From a Young Woman Turning 40
Tomorrow I am turning 40. It’s not the big deal that it’s made out to be. At least not for me. It’s not even the big deal I thought it would be when I turned 39. I just can’t buy into the age thing. I am so tired of hearing about how everything is just part of “getting old” when 90% (or more) of the things that I have problems with now (joint pain, insomnia, fatigue) are the same things I started having problems with as a teenager or younger!
But it does seem like a good time to change some things. Like my approach to work and stress. I have work to do tomorrow and I intend to get it out of the way early. That’s the stuff I’ve committed to, made a commitment to someone else. But I have other work to do, too. The work that sets me free. The work that puts me on the path to doing what I want to do for a living, enjoying what I do, and exciting.
There’s a line in the song “Hurry Up Harry” by Sham 69, that I just love – “If I tried to act my age I wouldn’t be me.” The reason I love it is simple and complicated. What the Hell is “acting your age” anyway? Don’t get me started about clothing. But really, act your age by following the miserable stereotypes that make you want to never grow up? Act your age by giving up on finding any joy in life, on giving up on living a full and healthy life because with age comes infirmity? By pretending that you no longer like the things you’ve always liked?
And then there are all those people who say that the key to happiness is learning to see the world through a child’s eyes again, getting in touch with your inner child, playing with children, enjoying child’s games and all of that. As if all adults are miserable because they have mysteriously forgotten what it was like to be a child and as if being a child meant that life was wonderful and joyful and great and a life of unlimited possibilities and freedom.
But I remember being a child and it was constant frustration at the restrictions and limitations and pressures. As a child I couldn’t wait to be free! Free of the restrictions my parents placed on me. Free of the restrictions that the law paced on me. Free of the limitations of being small and short and unpracticed in fine motor skills. Free of the reliance of others to read to me and the slowness of my hand as I tried to write. Free of my inability to do things – because I hadn’t learned how.
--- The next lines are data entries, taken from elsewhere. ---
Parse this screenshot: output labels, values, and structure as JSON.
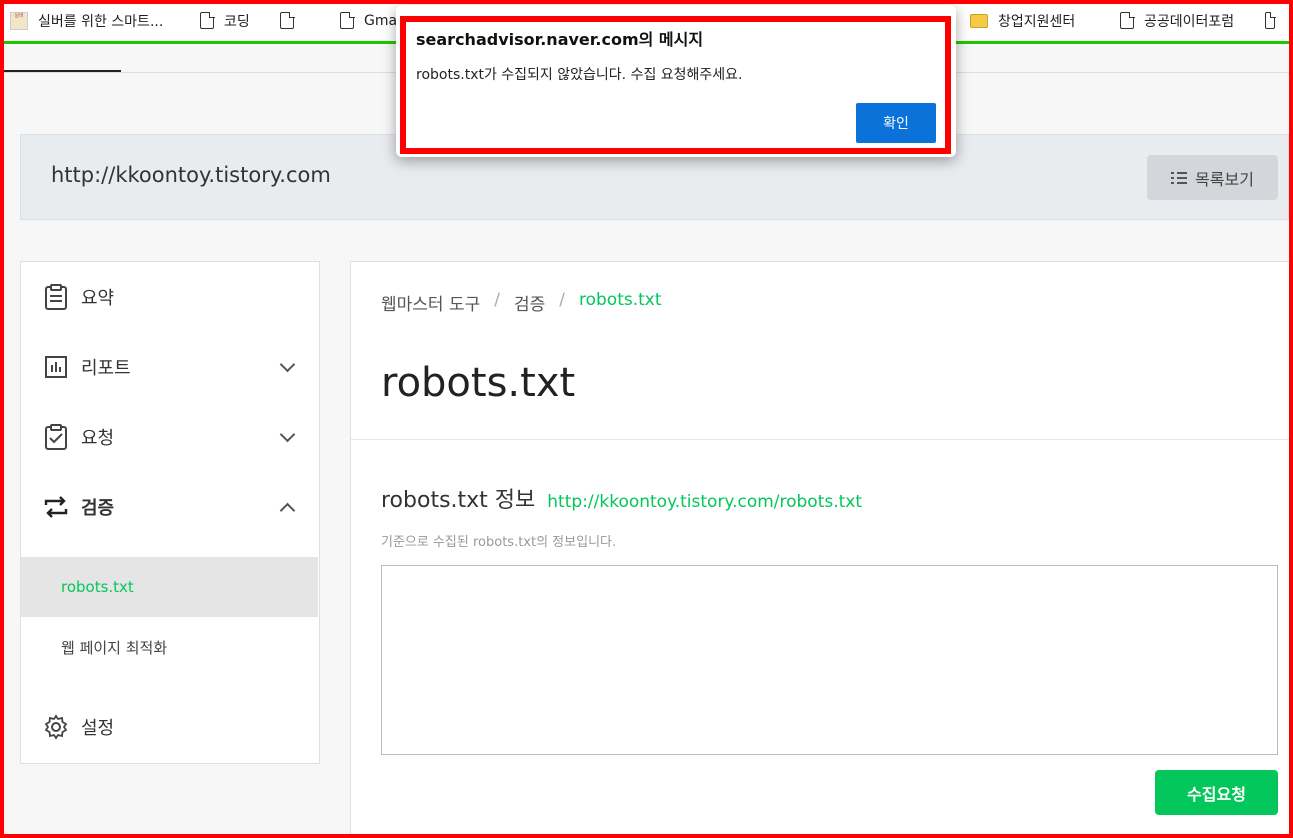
{
  "bookmarks": [
    {
      "label": "실버를 위한 스마트...",
      "icon": "favicon-icon"
    },
    {
      "label": "코딩",
      "icon": "page-icon"
    },
    {
      "label": "",
      "icon": "page-icon"
    },
    {
      "label": "Gmail",
      "icon": "page-icon"
    },
    {
      "label": "창업지원센터",
      "icon": "folder-icon"
    },
    {
      "label": "공공데이터포럼",
      "icon": "page-icon"
    },
    {
      "label": "",
      "icon": "page-icon"
    }
  ],
  "site": {
    "url": "http://kkoontoy.tistory.com",
    "list_button": "목록보기"
  },
  "sidebar": {
    "items": [
      {
        "label": "요약",
        "icon": "clipboard-icon"
      },
      {
        "label": "리포트",
        "icon": "bar-chart-icon"
      },
      {
        "label": "요청",
        "icon": "clipboard-check-icon"
      },
      {
        "label": "검증",
        "icon": "swap-arrows-icon"
      },
      {
        "label": "설정",
        "icon": "gear-icon"
      }
    ],
    "sub_items": [
      {
        "label": "robots.txt",
        "active": true
      },
      {
        "label": "웹 페이지 최적화",
        "active": false
      }
    ]
  },
  "main": {
    "breadcrumb": [
      "웹마스터 도구",
      "검증",
      "robots.txt"
    ],
    "breadcrumb_sep": "/",
    "title": "robots.txt",
    "section_title": "robots.txt 정보",
    "section_url": "http://kkoontoy.tistory.com/robots.txt",
    "description": "기준으로 수집된 robots.txt의 정보입니다.",
    "textarea_value": "",
    "request_button": "수집요청"
  },
  "dialog": {
    "title": "searchadvisor.naver.com의 메시지",
    "message": "robots.txt가 수집되지 않았습니다. 수집 요청해주세요.",
    "ok_button": "확인"
  },
  "colors": {
    "accent_green": "#03c75a",
    "dialog_button": "#0b72d9",
    "highlight_frame": "#ff0000"
  }
}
I wanted freedom to live where I chose to live, to help those I wanted to help by taking action, to say and do what I wanted to on my own schedule go where I wanted to go because I didn’t need permission OR a ride. Eat the foods I wanted because I could learn to cook them for myself. Wear what I wanted to wear because I could buy my own clothes and no one could tell me where I could shop or what I could spend my own money on, not to mention telling me how I could look.
And that brings me to this B.S. about age-appropriate clothing. First you’re too young to “dress that way” but as soon as you’re old enough, it’s inappropriate and you should be “dressing your age”, and you’re trying to look younger than you are.
When I was in my early 30’s I was bombarded by one set of people claiming that every health complaint, most of them the same ones I’d had for 20 years or more, were “that’s what happens when you get old” and from the other side - “Oh, you’re still a baby!”
No. At 32/33 you’re no longer a “baby” nor are you “getting old”. You’re about as dead square in the middle of being neither of those as humanly possible. You’re in hover mode. And getting slammed by perimenopause at 33 is not a “normal part of aging,” it’s a sign that something’s going terribly wrong. Something that can and should be addressed and corrected, not accepted so that I can live with the health problems and disabilities of an 80-year-old by the time I’m 60.
So what does turning 40 really mean? Essentially it means nothing to me. In fact, I’m blessed by people who are astonished because they thought I was in my 20’s, in a good way. There is no sudden and crushing age thing to it. It’s more of a confirmation of how I felt about turning 36. When I turned 36 I said, “This is my second 18th birthday,” because I felt like my life really began when I turned 18 and was free to be my own person. That would mean I’m turning 22 again, and in many ways, I feel like I’m turning 22, and that life has all of the promise of turning that age, which it did not feel like it had the first time around. I felt so much older then.
But in reality it also means having a harder time finding doctors who take my health issues seriously, instead of dismissing them as age-related (something I’m already dealing with). It means that some people will respect my “wisdom” far more than they did yesterday while others will think I’m lying about my age for credibility. Some will be even more disgusted than they were yesterday, that I don’t dress and act “my age”. And for a few I’ll be reaching the age that it’s cute and eccentric and cool that I am doing my own thing and being myself.